The chances are high that you have indulged in a Jack & Coke or ready to drink bottled or canned cocktail while under quarantine. And you probably aren’t alone, suggests Brown-Forman (owner of Jack Daniels) President and CEO Lawson Whiting.
“I almost call it a phenomena that has happened in the U.S. It’s the amount of home consumption of spirits. What you have is the dynamic where the bars and restaurants close and global travel retail — which is a big segment for us at close to 25% to 30% of the business — goes not all the way to zero, but close to it. So the grocery channel, the liquor store channel and all those locations are absolutely booming now as consumers love to throw the home parties. It has worked out well for us,” Whiting told Yahoo Finance’s The First Trade.
Whiting isn’t kidding about consumers having thrown a few stiff ones back at home since March.
Off-trade spirit sales for the week-ending Aug. 22 surged 26.2%, according to data from Nielsen, continuing their blistering pace from the height of the pandemic.
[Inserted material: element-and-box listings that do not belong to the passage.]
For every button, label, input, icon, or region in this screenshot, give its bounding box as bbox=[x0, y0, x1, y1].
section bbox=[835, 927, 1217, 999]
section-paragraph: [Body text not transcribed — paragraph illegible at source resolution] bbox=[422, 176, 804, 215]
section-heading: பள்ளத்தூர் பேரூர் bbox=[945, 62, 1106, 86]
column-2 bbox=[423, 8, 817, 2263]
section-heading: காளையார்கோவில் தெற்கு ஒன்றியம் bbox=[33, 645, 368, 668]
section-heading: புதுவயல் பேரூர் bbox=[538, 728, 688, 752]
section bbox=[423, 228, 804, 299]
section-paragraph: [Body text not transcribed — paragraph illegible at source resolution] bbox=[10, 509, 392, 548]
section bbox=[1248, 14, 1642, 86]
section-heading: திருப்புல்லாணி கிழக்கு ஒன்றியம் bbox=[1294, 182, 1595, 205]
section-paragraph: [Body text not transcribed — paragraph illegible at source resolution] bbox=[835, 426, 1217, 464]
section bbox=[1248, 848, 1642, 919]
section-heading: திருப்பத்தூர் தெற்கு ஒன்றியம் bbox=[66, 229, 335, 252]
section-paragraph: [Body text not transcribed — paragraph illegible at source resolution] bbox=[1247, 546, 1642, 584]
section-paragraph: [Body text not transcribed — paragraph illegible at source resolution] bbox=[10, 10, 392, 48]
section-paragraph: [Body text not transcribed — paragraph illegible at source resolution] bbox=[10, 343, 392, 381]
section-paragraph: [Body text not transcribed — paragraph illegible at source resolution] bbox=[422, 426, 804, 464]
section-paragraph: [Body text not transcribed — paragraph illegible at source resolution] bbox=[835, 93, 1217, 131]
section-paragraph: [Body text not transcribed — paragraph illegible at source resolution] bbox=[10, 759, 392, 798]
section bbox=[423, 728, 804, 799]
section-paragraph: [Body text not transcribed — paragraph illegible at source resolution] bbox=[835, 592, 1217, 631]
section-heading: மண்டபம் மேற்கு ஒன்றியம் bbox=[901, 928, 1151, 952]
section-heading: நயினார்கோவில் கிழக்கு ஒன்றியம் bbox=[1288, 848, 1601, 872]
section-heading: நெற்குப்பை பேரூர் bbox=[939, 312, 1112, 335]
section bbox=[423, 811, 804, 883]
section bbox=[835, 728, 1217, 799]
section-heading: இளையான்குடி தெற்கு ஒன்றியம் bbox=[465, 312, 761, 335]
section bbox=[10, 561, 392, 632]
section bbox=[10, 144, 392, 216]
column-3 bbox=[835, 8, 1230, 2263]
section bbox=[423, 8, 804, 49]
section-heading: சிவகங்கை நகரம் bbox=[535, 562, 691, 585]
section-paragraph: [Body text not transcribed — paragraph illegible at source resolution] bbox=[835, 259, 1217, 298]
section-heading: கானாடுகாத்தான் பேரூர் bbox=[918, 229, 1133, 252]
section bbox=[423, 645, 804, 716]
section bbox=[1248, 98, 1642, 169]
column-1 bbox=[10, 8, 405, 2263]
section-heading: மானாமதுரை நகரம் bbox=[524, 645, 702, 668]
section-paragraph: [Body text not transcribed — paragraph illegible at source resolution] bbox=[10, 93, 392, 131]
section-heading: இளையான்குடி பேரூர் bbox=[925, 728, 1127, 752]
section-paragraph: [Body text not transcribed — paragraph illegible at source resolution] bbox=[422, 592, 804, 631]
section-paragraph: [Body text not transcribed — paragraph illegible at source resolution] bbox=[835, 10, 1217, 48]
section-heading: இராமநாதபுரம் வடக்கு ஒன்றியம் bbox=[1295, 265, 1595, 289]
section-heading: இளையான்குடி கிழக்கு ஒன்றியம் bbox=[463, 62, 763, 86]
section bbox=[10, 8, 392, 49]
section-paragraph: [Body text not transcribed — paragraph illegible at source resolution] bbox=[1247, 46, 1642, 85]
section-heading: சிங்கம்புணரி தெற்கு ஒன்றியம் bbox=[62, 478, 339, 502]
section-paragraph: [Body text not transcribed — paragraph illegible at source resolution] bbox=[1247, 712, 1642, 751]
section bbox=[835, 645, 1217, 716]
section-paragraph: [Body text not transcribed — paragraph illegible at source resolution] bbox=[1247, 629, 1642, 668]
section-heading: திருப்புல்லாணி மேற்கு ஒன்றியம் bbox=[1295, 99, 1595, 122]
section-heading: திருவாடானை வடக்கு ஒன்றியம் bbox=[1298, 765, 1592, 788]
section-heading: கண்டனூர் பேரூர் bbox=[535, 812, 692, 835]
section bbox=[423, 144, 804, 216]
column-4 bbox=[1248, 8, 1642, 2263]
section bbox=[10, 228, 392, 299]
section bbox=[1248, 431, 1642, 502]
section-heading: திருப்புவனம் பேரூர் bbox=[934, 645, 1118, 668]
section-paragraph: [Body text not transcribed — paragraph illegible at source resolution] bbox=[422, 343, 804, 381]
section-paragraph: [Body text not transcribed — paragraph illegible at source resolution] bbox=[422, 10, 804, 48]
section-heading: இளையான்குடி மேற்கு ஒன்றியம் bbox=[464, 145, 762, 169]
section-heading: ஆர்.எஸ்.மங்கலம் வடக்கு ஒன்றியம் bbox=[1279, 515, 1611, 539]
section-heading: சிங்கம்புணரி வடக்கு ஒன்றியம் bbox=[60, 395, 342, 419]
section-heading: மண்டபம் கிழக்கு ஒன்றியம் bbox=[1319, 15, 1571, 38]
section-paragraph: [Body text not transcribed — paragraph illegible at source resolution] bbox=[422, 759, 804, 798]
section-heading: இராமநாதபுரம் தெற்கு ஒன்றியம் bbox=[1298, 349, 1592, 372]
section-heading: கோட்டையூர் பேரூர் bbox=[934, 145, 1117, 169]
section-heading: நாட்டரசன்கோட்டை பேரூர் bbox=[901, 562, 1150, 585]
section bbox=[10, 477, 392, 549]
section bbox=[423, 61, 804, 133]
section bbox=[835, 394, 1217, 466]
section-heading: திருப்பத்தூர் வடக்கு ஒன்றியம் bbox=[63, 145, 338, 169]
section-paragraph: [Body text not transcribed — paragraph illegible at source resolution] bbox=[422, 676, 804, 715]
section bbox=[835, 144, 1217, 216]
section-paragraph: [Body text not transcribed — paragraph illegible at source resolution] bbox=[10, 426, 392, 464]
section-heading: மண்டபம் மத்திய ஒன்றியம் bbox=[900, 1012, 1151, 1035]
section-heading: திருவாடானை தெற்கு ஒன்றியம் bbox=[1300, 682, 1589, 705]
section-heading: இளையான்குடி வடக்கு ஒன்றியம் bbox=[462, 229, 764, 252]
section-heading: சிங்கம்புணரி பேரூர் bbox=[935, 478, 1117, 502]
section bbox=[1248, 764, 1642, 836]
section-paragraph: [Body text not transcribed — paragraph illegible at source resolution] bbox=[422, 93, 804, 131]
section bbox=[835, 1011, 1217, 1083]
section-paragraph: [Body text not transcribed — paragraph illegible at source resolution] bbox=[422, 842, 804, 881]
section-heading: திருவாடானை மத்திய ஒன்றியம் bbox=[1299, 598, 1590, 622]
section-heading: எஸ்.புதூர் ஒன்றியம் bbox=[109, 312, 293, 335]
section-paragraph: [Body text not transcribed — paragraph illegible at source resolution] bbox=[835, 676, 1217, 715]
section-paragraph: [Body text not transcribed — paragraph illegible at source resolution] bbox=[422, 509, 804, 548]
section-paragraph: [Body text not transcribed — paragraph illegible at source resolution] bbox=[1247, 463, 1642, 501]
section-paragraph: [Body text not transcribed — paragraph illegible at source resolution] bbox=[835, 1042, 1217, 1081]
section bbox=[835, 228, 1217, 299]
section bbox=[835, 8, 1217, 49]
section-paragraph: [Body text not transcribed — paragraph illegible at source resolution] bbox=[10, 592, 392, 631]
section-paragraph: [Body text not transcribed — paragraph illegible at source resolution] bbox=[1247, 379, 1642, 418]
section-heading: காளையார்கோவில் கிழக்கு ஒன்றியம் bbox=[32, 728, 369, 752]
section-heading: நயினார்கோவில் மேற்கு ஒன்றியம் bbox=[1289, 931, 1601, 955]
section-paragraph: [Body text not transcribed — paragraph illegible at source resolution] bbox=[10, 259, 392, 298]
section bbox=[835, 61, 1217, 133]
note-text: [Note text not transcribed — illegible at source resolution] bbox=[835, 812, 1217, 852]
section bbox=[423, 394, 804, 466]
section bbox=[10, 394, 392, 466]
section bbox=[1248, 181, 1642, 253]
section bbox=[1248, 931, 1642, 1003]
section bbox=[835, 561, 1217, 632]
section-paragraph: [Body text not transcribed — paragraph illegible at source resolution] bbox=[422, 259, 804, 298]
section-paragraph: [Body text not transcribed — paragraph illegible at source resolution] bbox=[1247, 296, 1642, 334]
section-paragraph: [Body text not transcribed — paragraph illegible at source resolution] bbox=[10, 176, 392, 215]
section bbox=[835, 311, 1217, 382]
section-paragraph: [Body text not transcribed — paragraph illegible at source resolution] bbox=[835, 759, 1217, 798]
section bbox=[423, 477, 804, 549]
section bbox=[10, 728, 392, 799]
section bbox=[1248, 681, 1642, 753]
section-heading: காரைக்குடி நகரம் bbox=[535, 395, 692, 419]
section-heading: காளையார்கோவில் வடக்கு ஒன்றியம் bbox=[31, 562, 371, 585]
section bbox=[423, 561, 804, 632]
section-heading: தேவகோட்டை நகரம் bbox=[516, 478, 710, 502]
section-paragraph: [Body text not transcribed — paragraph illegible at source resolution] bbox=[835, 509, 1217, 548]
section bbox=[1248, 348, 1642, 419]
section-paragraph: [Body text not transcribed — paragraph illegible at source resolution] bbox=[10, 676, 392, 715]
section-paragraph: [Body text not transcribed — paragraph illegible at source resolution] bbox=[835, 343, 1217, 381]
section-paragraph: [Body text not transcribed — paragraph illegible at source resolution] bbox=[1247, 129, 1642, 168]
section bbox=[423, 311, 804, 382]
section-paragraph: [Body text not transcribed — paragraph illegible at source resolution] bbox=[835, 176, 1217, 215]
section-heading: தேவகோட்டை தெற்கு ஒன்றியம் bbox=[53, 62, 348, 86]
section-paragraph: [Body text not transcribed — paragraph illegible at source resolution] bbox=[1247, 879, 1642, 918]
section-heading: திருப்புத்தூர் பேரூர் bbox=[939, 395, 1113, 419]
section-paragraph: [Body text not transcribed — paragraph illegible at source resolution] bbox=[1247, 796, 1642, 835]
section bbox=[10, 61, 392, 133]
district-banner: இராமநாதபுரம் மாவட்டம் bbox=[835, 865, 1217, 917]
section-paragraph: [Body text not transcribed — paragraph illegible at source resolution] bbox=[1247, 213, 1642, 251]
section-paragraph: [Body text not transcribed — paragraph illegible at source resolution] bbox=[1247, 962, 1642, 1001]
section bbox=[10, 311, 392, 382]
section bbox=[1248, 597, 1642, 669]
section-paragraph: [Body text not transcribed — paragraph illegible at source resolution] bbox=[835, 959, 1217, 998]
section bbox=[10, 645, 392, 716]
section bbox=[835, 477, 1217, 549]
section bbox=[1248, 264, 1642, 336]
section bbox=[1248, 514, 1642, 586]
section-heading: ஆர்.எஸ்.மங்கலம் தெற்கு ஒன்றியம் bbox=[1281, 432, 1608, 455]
American and Irish whiskey sales rose 27.8% and 27.6%, respectively. Tequila sales spiked 59.1%. Ready to drink cocktail sales gained 101%.
While Brown-Forman wasn’t immune from the closures of bars and reduced travel in its most recent quarter shared this week, results were padded by strong at-home alcohol consumption.
The company’s U.S. and developed international markets segments grew sales by 9% and 12%, respectively. Emerging markets sales fell 3% amid reduced travel to places like Russia. Operating profits rose 56% from the prior year. Whiskey and tequila sales improved 4% and 16%, respectively. Wine sales increased 10%.
Brown-Forman shares are up close to 10% in the wake of this week’s earnings. Shares are up 18% year-to-date versus the S&P 500’s 11% advance. Alcohol rival Constellation Brands has seen its stock rise slightly on the year, while Diageo has plunged 20%.
The next hurdle for Korbel champagne owner Brown-Forman will be the holiday quarter, which makes up close to 30% of its annual sales. Whiting is approaching the holidays with a sense of reality.
“We came out of the first [fiscal] quarter hot with pretty good sales growth. But I am still concerned about the holiday season. Without bars and restaurants, without company Christmas parties, all of that is likely to go away. I think you’ll get the home entertainment and you will likely get a lot of that. I worry a bit about what the holiday season is going to do for the spirits business. I think it’s going to be a tough one,” Whiting says.